The group had once-off charges totalling €247 million, including a €188 million charge to cover a fall in the value of its gas-fired power plant in Carrington, Manchester in the UK.

Mr Fenlon said this amounted to one-third of the generator’s value on the ESB’s books.

Renewable energy

Increased use of renewable energy in Britain reduced demand for electricicty from plants such as Carrington.

This cut the profits it earned from selling electricity, prompting the ESB to reassess its value last year. Mr Fenlon said Carrington, built in 2016, remained profitable.

Excluding those costs, ESB’s after-tax profit was €357 million last year, about 15 per cent less than the €419 million it earned in 2019.

Before accounting for the charges, the company’s operations produced a profit of €616 million in 2020.

The group paid an €81 million dividend to the State. It has handed over €1.2 billion in such payments to the exchequer over the past decade.

ESB generates and sells electricity, and supplies natural gas, to homes and businesses across Ireland and has several operations in Britain.

The group also runs the networks that transmit electricity from national grids to customers north and south of the Border.

The company said electricity demand fell just 1 per cent last year.
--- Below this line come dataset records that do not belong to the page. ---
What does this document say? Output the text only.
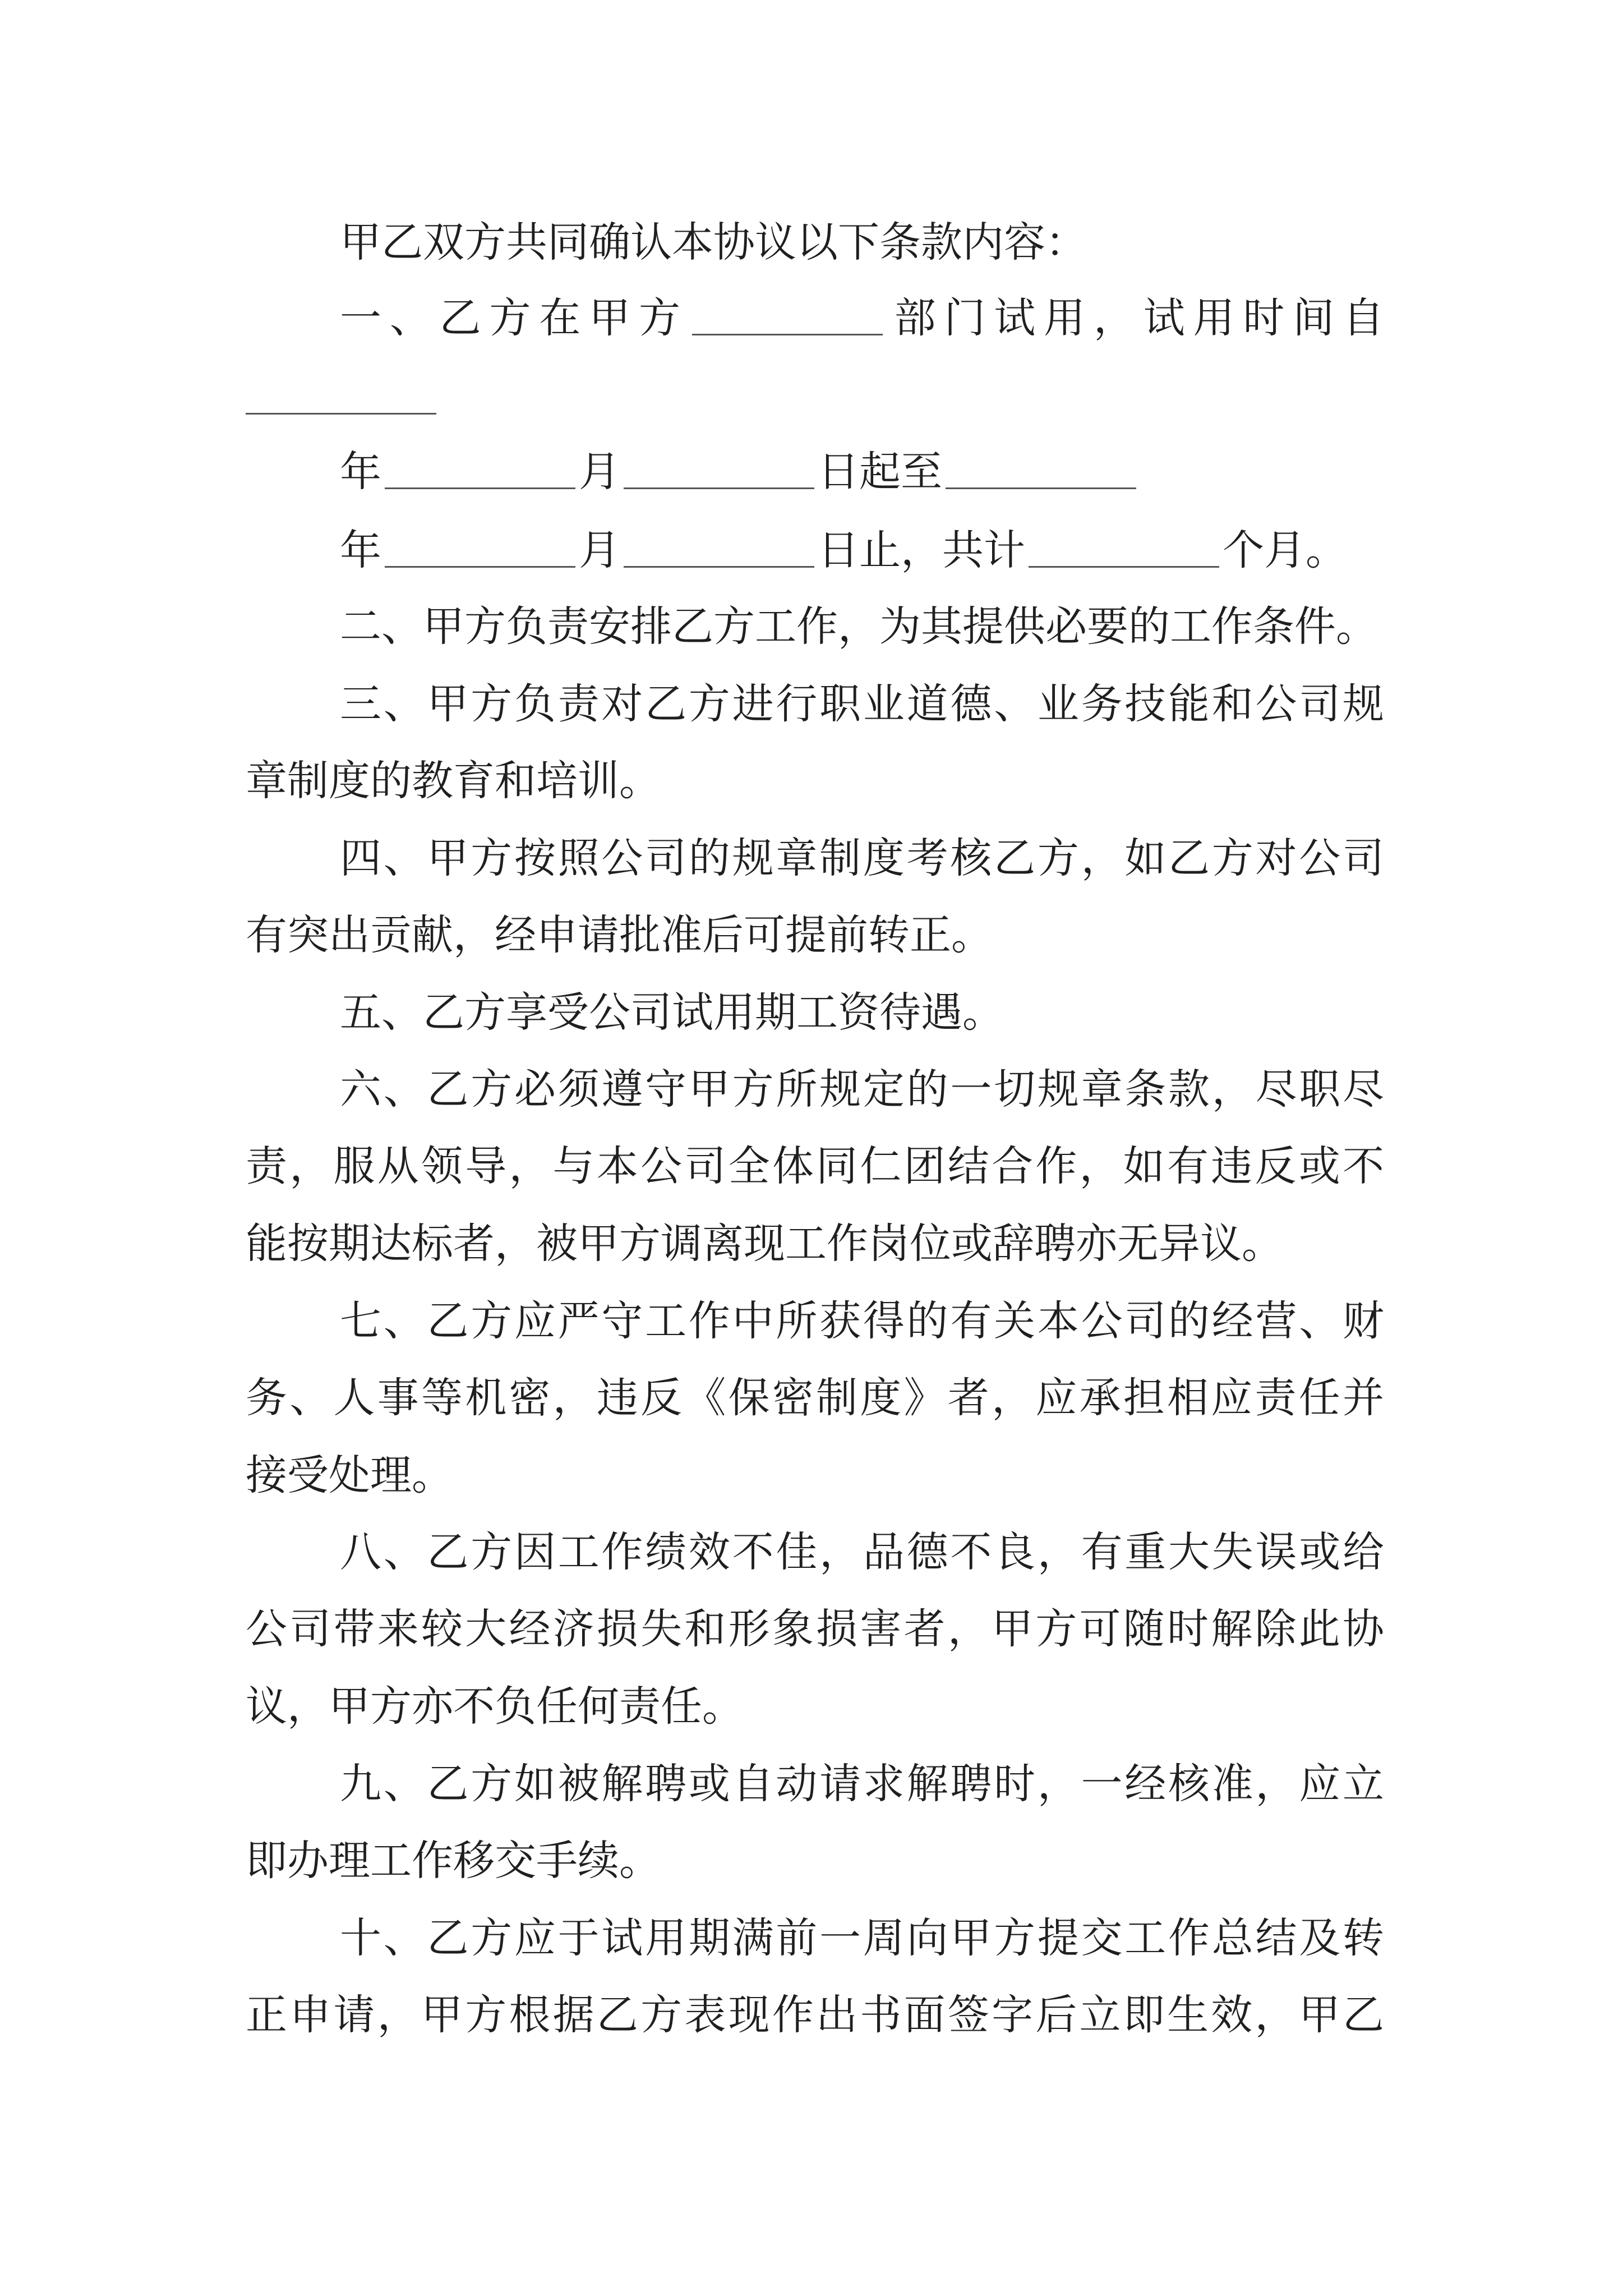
甲乙双方共同确认本协议以下条款内容：
一、乙方在甲方	部门试用，试用时间自
年	月	日起至
年	月	日止，共计	个月。
二、甲方负责安排乙方工作，为其提供必要的工作条件。
三、甲方负责对乙方进行职业道德、业务技能和公司规
章制度的教育和培训。
四、甲方按照公司的规章制度考核乙方，如乙方对公司
有突出贡献，经申请批准后可提前转正。
五、乙方享受公司试用期工资待遇。
六、乙方必须遵守甲方所规定的一切规章条款，尽职尽
责，服从领导，与本公司全体同仁团结合作，如有违反或不
能按期达标者，被甲方调离现工作岗位或辞聘亦无异议。
七、乙方应严守工作中所获得的有关本公司的经营、财
务、人事等机密，违反《保密制度》者，应承担相应责任并
接受处理。
八、乙方因工作绩效不佳，品德不良，有重大失误或给
公司带来较大经济损失和形象损害者，甲方可随时解除此协
议，甲方亦不负任何责任。
九、乙方如被解聘或自动请求解聘时，一经核准，应立
即办理工作移交手续。
十、乙方应于试用期满前一周向甲方提交工作总结及转
正申请，甲方根据乙方表现作出书面签字后立即生效，甲乙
Mr Fenlon said in a statement that the results showed resilience in the face of Covid-19.

He added that ESB was “well positioned” to meet the pandemic’s ongoing challenges.

The State company invested €1.1 billion in its infrastructure and new renewable generators in 2020.

Mr Fenlon predicted that ESB would spend a similar sum annually for the next five years on renewable power plants, smart meters and to meet demand as electricity is increasingly used for transport and heating.

During the year, ESB commissioned its biggest wind farm at Grousemount, Co Kerry.

The plant can generate up to 114 mega watts of electricity, enough to supply up to 70,000 homes, farms and businesses, the group says.

ESB will be taking part in a consultation run by fellow State company, Eirgrid, on the future development of the national electricity grid in coming weeks.